A Kobanê un centre de santé a été ouvert grâce à la solidarité internationale
 
Du 13 septembre 2014 au 26 janvier 2015, notre cœur a battu au rythme de la bataille de Kobanê, qui opposait les fascistes de Daesh à la résistance kurde et à ses allié-e-s de toutes les communautés de Syrie. Il ne s'agit pas d'exotisme révolutionnaire: cette bataille exemplaire, menée à 40% par des combattant-e-s nous donnait du courage dans nos résistances minuscules au quotidien contre toutes les oppressions capitalistes, impérialistes et patriarcales.
 
La destruction de la révolution démocratique, écologique et féministe du Rojava serait un recul stratégique qui ferait perdre des dizaines d'années  au mouvement de libération des peuples du monde, au mouvement de libération des femmes, au mouvement ouvrier et communiste international .
 
La mort d'Ivana Hoffmann, jeune communiste afro-allemande tuée le 7 mars en protégeant un village près de Kobanê contre les milices de Daesh a ému les communistes du monde entier. Le massacre à Suruç, le 20 juillet de 33 militant-e-s communistes et progressistes de Turquie qui partaient reconstruire Kobanê, ressemblait à un avertissement du régime turc "Tenez-vous en dehors de cette histoire qui ne vous concerne pas, sinon, gare à vous...". C'était un devoir de transgresser tous les avertissement du régime turc, et de venger nos martyres en continuant la reconstruction de Kobanê et en réalisant leur rêve.
 
La  lutte à Rojava casse l'eurocentrisme et détruit l'orientalisme. Dans le contexte guerrier et islamophobe, nous voulons construire la solidarité internationale prolétarienne.
 
Aujourd'hui, en apprenant l'ouverture du centre de santé de Kobanê, nous ressentons de la fierté...Ce projet a été impulsé par la Coordination Internationale d'Organisations Révolutionnaires (ICOR), en collaboration étroite avec nos camarades kurdes. Il  a mobilisé 170 personnes de différents pays: communistes, anarchistes, antifascistes, syndicalistes et autres progressistes. Notre organisation est petite et victime de toutes sortes de violences et de harcèlement pour nous réduire au silence et pourtant nous tenons bon. Nous essayons d'employer nos énergies réduites là où c'est le plus urgent et le plus nécessaire et c'est pourquoi un de nos camarades a participé à ce projet international, mené victorieusement à son terme malgré l'embargo de l'Etat kurde contre Kobanê. Pour saluer cet événement, nous reproduisons ce communiqué, traduit par les camarades du site Nouvelle Turquie:
 
"L’hôpital, construit grâce au travail de 170 membres de l’ICOR venus de pays différents, a été ouvert aujourd’hui. Le peuple de Kobanê a salué cette ouverture comme étant « le meilleur exemple de la reconstruction de Kobanê ».

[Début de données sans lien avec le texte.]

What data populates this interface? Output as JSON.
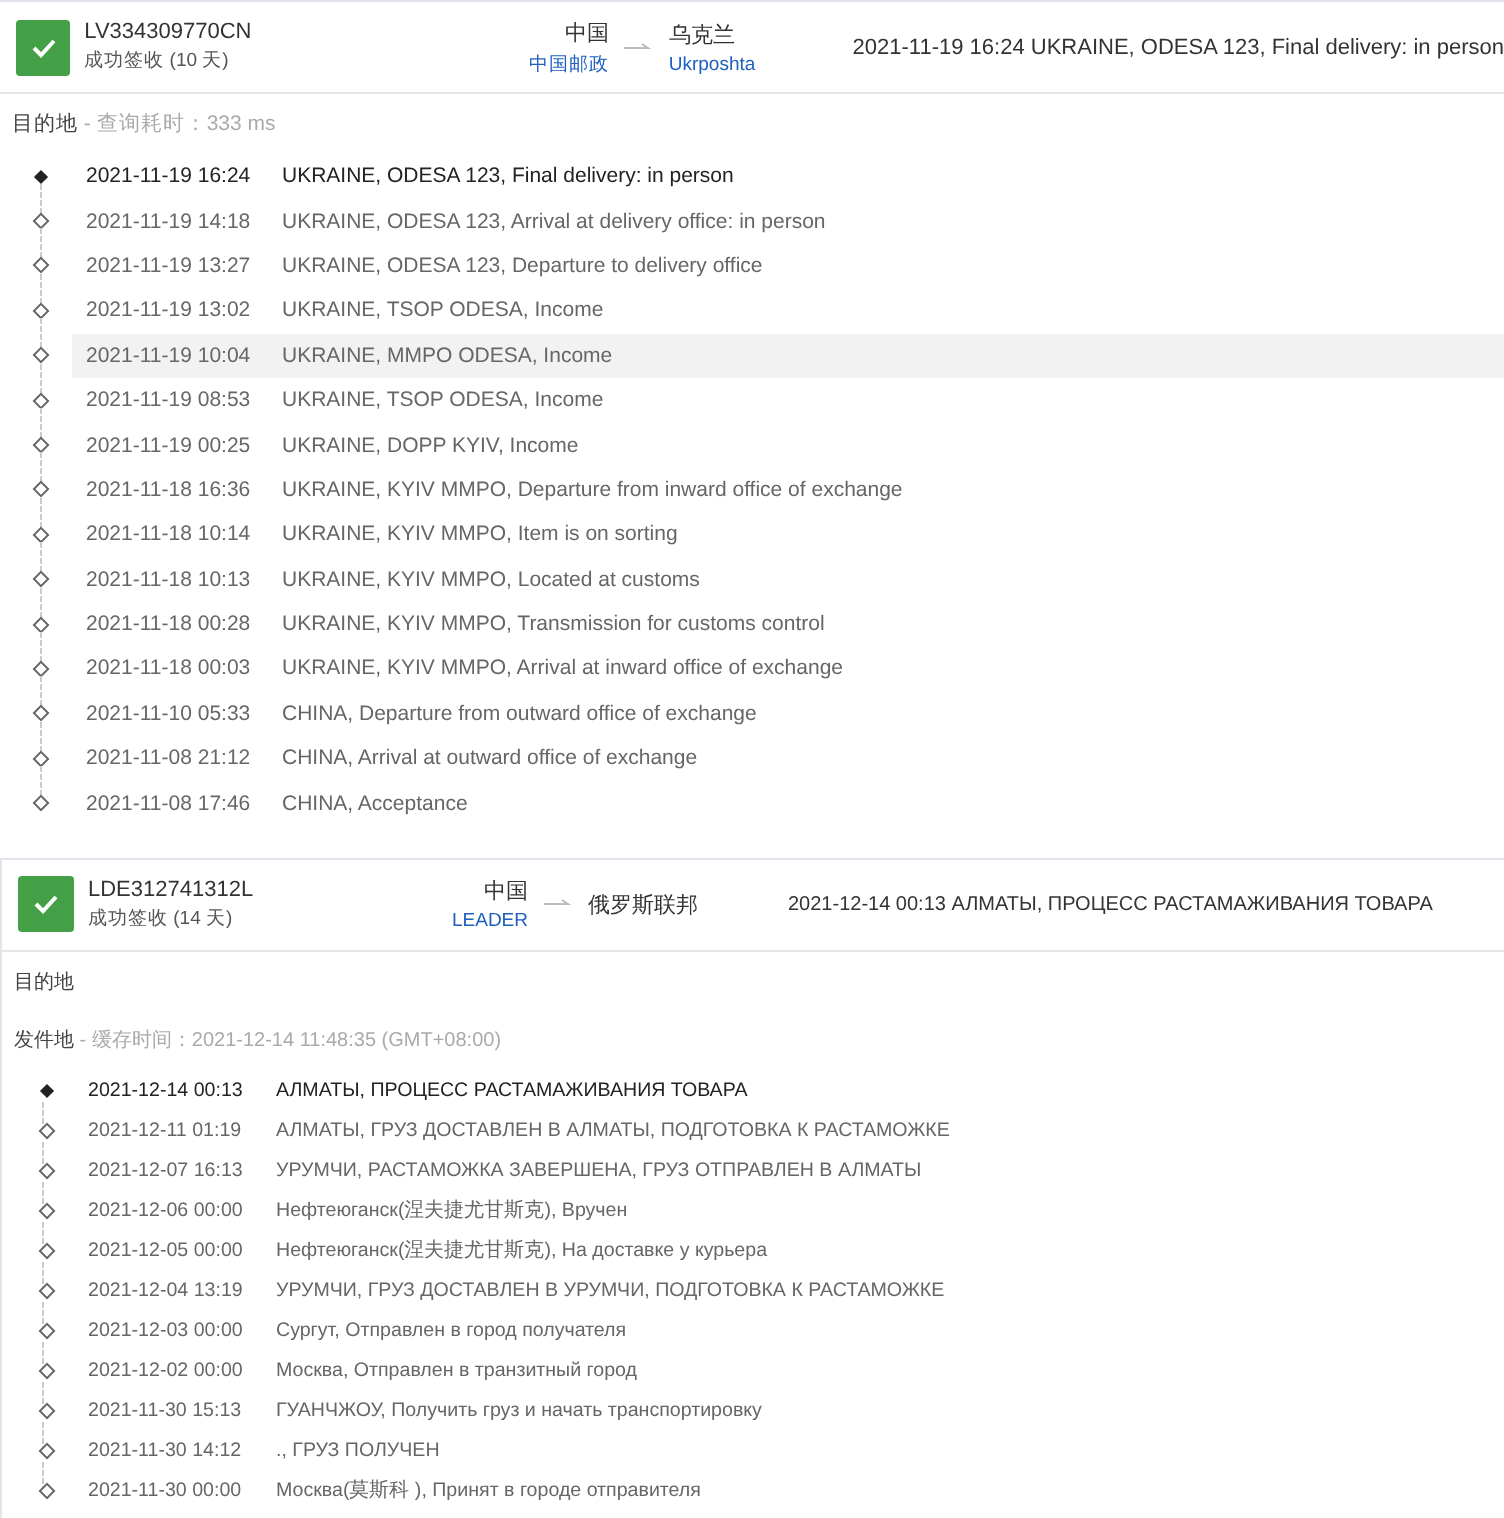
{
  "shipments": [
    {
      "tracking_number": "LV334309770CN",
      "status": "成功签收 (10 天)",
      "delivered": true,
      "origin": {
        "country": "中国",
        "carrier": "中国邮政"
      },
      "destination": {
        "country": "乌克兰",
        "carrier": "Ukrposhta"
      },
      "latest_event": "2021-11-19 16:24  UKRAINE, ODESA 123, Final delivery: in person",
      "sections": [
        {
          "label": "目的地",
          "note": " - 查询耗时：333 ms",
          "events": [
            {
              "time": "2021-11-19 16:24",
              "text": "UKRAINE, ODESA 123, Final delivery: in person",
              "latest": true,
              "highlighted": false
            },
            {
              "time": "2021-11-19 14:18",
              "text": "UKRAINE, ODESA 123, Arrival at delivery office: in person",
              "latest": false,
              "highlighted": false
            },
            {
              "time": "2021-11-19 13:27",
              "text": "UKRAINE, ODESA 123, Departure to delivery office",
              "latest": false,
              "highlighted": false
            },
            {
              "time": "2021-11-19 13:02",
              "text": "UKRAINE, TSOP ODESA, Income",
              "latest": false,
              "highlighted": false
            },
            {
              "time": "2021-11-19 10:04",
              "text": "UKRAINE, MMPO ODESA, Income",
              "latest": false,
              "highlighted": true
            },
            {
              "time": "2021-11-19 08:53",
              "text": "UKRAINE, TSOP ODESA, Income",
              "latest": false,
              "highlighted": false
            },
            {
              "time": "2021-11-19 00:25",
              "text": "UKRAINE, DOPP KYIV, Income",
              "latest": false,
              "highlighted": false
            },
            {
              "time": "2021-11-18 16:36",
              "text": "UKRAINE, KYIV MMPO, Departure from inward office of exchange",
              "latest": false,
              "highlighted": false
            },
            {
              "time": "2021-11-18 10:14",
              "text": "UKRAINE, KYIV MMPO, Item is on sorting",
              "latest": false,
              "highlighted": false
            },
            {
              "time": "2021-11-18 10:13",
              "text": "UKRAINE, KYIV MMPO, Located at customs",
              "latest": false,
              "highlighted": false
            },
            {
              "time": "2021-11-18 00:28",
              "text": "UKRAINE, KYIV MMPO, Transmission for customs control",
              "latest": false,
              "highlighted": false
            },
            {
              "time": "2021-11-18 00:03",
              "text": "UKRAINE, KYIV MMPO, Arrival at inward office of exchange",
              "latest": false,
              "highlighted": false
            },
            {
              "time": "2021-11-10 05:33",
              "text": "CHINA, Departure from outward office of exchange",
              "latest": false,
              "highlighted": false
            },
            {
              "time": "2021-11-08 21:12",
              "text": "CHINA, Arrival at outward office of exchange",
              "latest": false,
              "highlighted": false
            },
            {
              "time": "2021-11-08 17:46",
              "text": "CHINA, Acceptance",
              "latest": false,
              "highlighted": false
            }
          ]
        }
      ]
    },
    {
      "tracking_number": "LDE312741312L",
      "status": "成功签收 (14 天)",
      "delivered": true,
      "origin": {
        "country": "中国",
        "carrier": "LEADER"
      },
      "destination": {
        "country": "俄罗斯联邦"
      },
      "latest_event": "2021-12-14 00:13  АЛМАТЫ, ПРОЦЕСС РАСТАМАЖИВАНИЯ ТОВАРА",
      "sections": [
        {
          "label": "目的地"
        },
        {
          "label": "发件地",
          "note": " - 缓存时间：2021-12-14 11:48:35 (GMT+08:00)",
          "events": [
            {
              "time": "2021-12-14 00:13",
              "text": "АЛМАТЫ, ПРОЦЕСС РАСТАМАЖИВАНИЯ ТОВАРА",
              "latest": true,
              "highlighted": false
            },
            {
              "time": "2021-12-11 01:19",
              "text": "АЛМАТЫ, ГРУЗ ДОСТАВЛЕН В АЛМАТЫ, ПОДГОТОВКА К РАСТАМОЖКЕ",
              "latest": false,
              "highlighted": false
            },
            {
              "time": "2021-12-07 16:13",
              "text": "УРУМЧИ, РАСТАМОЖКА ЗАВЕРШЕНА, ГРУЗ ОТПРАВЛЕН В АЛМАТЫ",
              "latest": false,
              "highlighted": false
            },
            {
              "time": "2021-12-06 00:00",
              "text": "Нефтеюганск(涅夫捷尤甘斯克), Вручен",
              "latest": false,
              "highlighted": false
            },
            {
              "time": "2021-12-05 00:00",
              "text": "Нефтеюганск(涅夫捷尤甘斯克), На доставке у курьера",
              "latest": false,
              "highlighted": false
            },
            {
              "time": "2021-12-04 13:19",
              "text": "УРУМЧИ, ГРУЗ ДОСТАВЛЕН В УРУМЧИ, ПОДГОТОВКА К РАСТАМОЖКЕ",
              "latest": false,
              "highlighted": false
            },
            {
              "time": "2021-12-03 00:00",
              "text": "Сургут, Отправлен в город получателя",
              "latest": false,
              "highlighted": false
            },
            {
              "time": "2021-12-02 00:00",
              "text": "Москва, Отправлен в транзитный город",
              "latest": false,
              "highlighted": false
            },
            {
              "time": "2021-11-30 15:13",
              "text": "ГУАНЧЖОУ, Получить груз и начать транспортировку",
              "latest": false,
              "highlighted": false
            },
            {
              "time": "2021-11-30 14:12",
              "text": "., ГРУЗ ПОЛУЧЕН",
              "latest": false,
              "highlighted": false
            },
            {
              "time": "2021-11-30 00:00",
              "text": "Москва(莫斯科 ), Принят в городе отправителя",
              "latest": false,
              "highlighted": false
            }
          ]
        }
      ]
    }
  ]
}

KOBANÊ – Le Parti Révolutionnaire Internationaliste et la Coordination des Organisations (ICOR) a organisé la cérémonie d’ouverture de l’hôpital construit à Kobanê.

S’y sont joints Enver Müslim,le co-président du Canton de Kobanê, Şoreş Amed le porte-parole du SYPG, Irmila Specht le représentant de l’ICOR, Mahmut Beşar Cıpne représentant du PYD ainsi que de nombreux combattant-e-s des YPG/YPJ. La cérémonie organisée par l’ICOR qui a fait venir des groupes de nombreux pays a débuté avec les chants.

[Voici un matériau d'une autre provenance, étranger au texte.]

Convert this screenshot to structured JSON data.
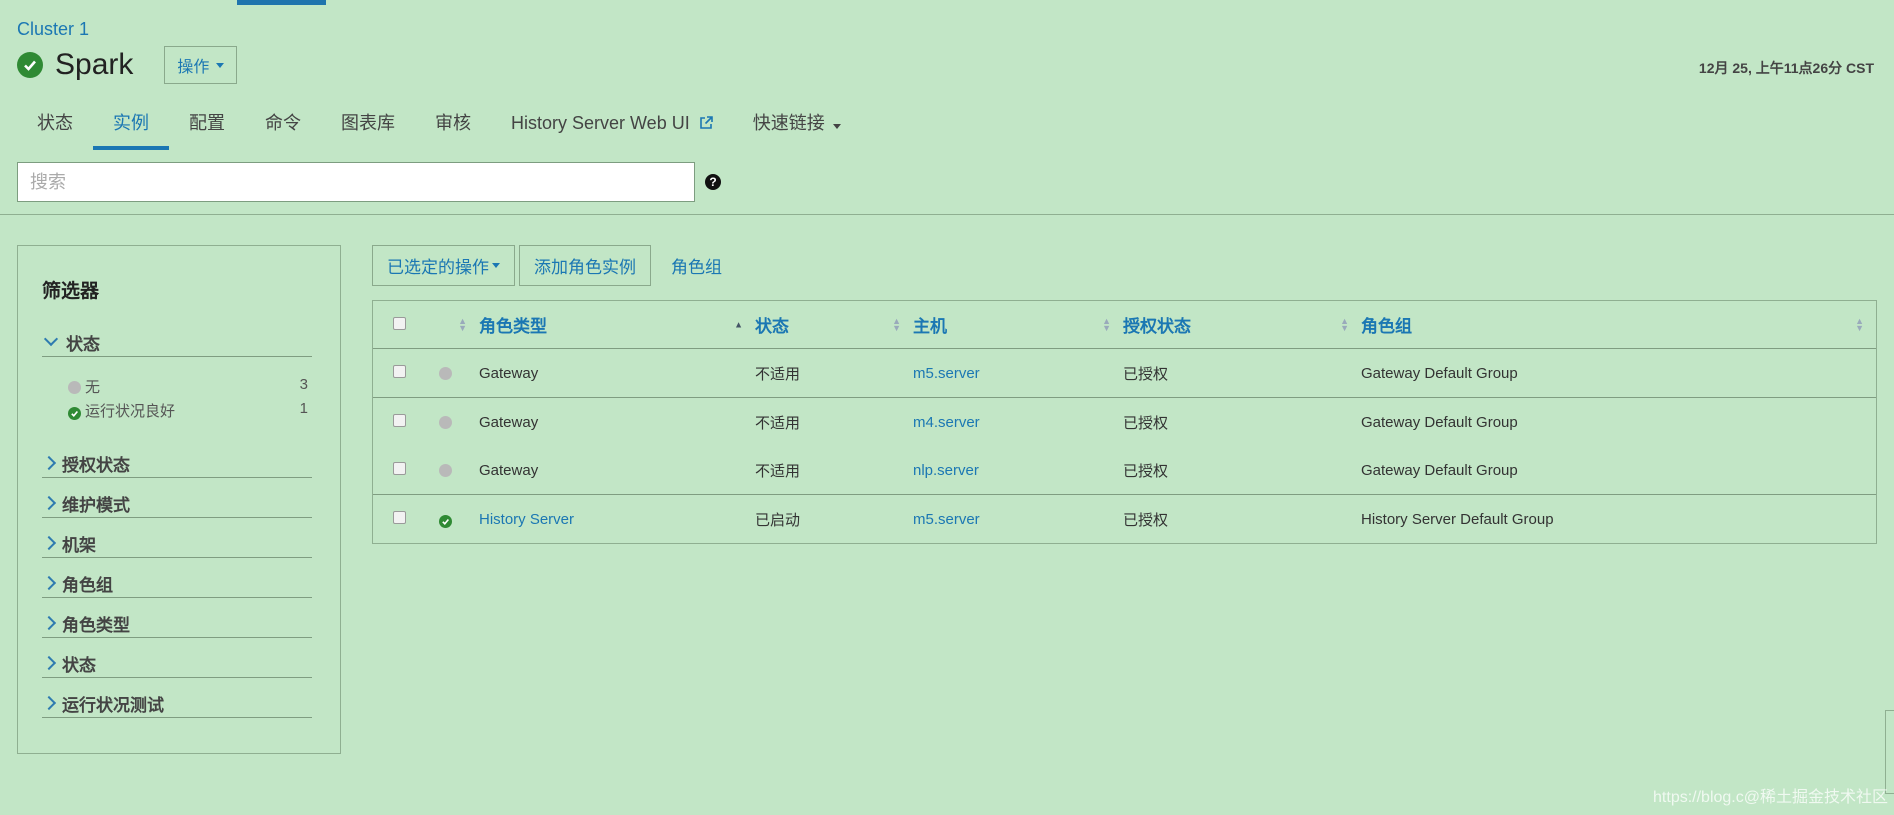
{
  "header": {
    "cluster": "Cluster 1",
    "service": "Spark",
    "ops_label": "操作",
    "timestamp": "12月 25, 上午11点26分 CST"
  },
  "tabs": [
    {
      "label": "状态"
    },
    {
      "label": "实例"
    },
    {
      "label": "配置"
    },
    {
      "label": "命令"
    },
    {
      "label": "图表库"
    },
    {
      "label": "审核"
    },
    {
      "label": "History Server Web UI"
    },
    {
      "label": "快速链接"
    }
  ],
  "search": {
    "placeholder": "搜索"
  },
  "filters": {
    "title": "筛选器",
    "expanded": {
      "label": "状态",
      "items": [
        {
          "label": "无",
          "count": "3"
        },
        {
          "label": "运行状况良好",
          "count": "1"
        }
      ]
    },
    "collapsed": [
      "授权状态",
      "维护模式",
      "机架",
      "角色组",
      "角色类型",
      "状态",
      "运行状况测试"
    ]
  },
  "actions": {
    "selected_ops": "已选定的操作",
    "add_role": "添加角色实例",
    "role_groups": "角色组"
  },
  "table": {
    "headers": [
      "角色类型",
      "状态",
      "主机",
      "授权状态",
      "角色组"
    ],
    "rows": [
      {
        "role_type": "Gateway",
        "state": "不适用",
        "host": "m5.server",
        "auth": "已授权",
        "group": "Gateway Default Group",
        "health": "none"
      },
      {
        "role_type": "Gateway",
        "state": "不适用",
        "host": "m4.server",
        "auth": "已授权",
        "group": "Gateway Default Group",
        "health": "none"
      },
      {
        "role_type": "Gateway",
        "state": "不适用",
        "host": "nlp.server",
        "auth": "已授权",
        "group": "Gateway Default Group",
        "health": "none"
      },
      {
        "role_type": "History Server",
        "state": "已启动",
        "host": "m5.server",
        "auth": "已授权",
        "group": "History Server Default Group",
        "health": "good"
      }
    ]
  },
  "watermark": "https://blog.c@稀土掘金技术社区",
  "colors": {
    "accent": "#1b77b3",
    "background": "#c2e6c6",
    "ok": "#2f8a34"
  }
}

La victoire de Kobanê s’est propagée à travers le monde

Après la représentation du Groupe de Folklore de Jeunesse Pervin Çocuk, le représentant de l’ICOR, Irmila Specht, a déclaré : « Nous sommes fières d’être ici et de participer à la reconstruction de Kobanê. En même temps que la reconstruction de Kobanê, les victoires contre DAECH se multiplies ».

Specht a dénoncé les difficultés rencontrées par la délégation de l’ICOR au moment du passage de la frontière du Kurdistan du Sud (Irak). Il a déclaré qu’avec la Révolution du Rojava un grand pas avait été effectué : « Ceux qui combattent pour la libération et pour le socialisme ont grandement contribué à cette révolution. La lutte de libération du peuple kurde est à un point culminant et le monde est à ses côté. C’est ce que Kobanê a solidifié. Nous remercions le peuple et les dirigeant-e-s de Kobanê ».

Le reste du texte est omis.